Modes of acquisition 

We acquire most of our artists’ books directly from artists, through purchase and donation; we supplement these acquisitions with purchases made from the catalogs of book-dealers and galleries, by donations from various other sources, and by transfer from other collections within the New Brunswick libraries. 

Resource sharing policy 

Like all materials in Special Collections and University Archives, items in the artists’ book collection can be accessed outside of Rutgers through several cooperative access arrangements, including the OCLC Research Library Partnership SHARES Consortium. However, titles that are very fragile or irreplaceable (including one-of-a-kind objects) are not shared without the curator’s approval. The curator of the artists’ book collection will consider requests to photocopy, or scan materials needed by other institutions subject to several criteria: condition of materials, limitations (if any) imposed by the terms of acquisition, and the photoduplication policy of SCUA. 

Deaccessioning policy 

Items in the Artists’ Book Collection are not deaccessioned. However, artists’ books that might be included within a larger donation but do not fit our collecting criteria may be rejected and disposed of as described in our deed of gift.
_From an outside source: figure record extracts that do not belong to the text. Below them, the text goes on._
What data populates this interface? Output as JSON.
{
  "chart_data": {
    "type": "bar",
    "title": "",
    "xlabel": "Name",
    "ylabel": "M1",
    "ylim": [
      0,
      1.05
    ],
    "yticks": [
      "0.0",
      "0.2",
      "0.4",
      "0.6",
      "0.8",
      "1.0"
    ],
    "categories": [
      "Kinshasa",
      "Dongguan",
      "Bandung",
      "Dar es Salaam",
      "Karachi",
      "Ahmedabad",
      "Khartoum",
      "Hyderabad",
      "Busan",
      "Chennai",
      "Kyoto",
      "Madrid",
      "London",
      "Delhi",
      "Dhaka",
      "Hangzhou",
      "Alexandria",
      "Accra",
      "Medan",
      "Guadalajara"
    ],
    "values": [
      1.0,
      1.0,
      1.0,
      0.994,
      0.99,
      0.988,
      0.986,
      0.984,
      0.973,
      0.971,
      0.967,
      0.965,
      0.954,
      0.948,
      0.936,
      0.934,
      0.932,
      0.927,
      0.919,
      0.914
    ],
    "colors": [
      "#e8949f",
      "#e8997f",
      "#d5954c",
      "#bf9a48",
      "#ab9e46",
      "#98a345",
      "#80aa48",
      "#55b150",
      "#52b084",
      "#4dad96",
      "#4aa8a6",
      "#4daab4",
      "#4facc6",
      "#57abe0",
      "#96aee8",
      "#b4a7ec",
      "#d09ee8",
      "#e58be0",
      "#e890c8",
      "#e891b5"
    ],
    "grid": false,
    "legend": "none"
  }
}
It is our hope that we could provide a suitable home for an artists’ book given into our possession but inappropriate for our collection. 

For information on deaccessioning rare books see the Collection Policy for Special Collections and University Archives (

Procedures for reviewing the policy and its implementation

This policy will be reviewed, evaluated, and changed as necessary to meet the goals of the university and the New Brunswick Libraries.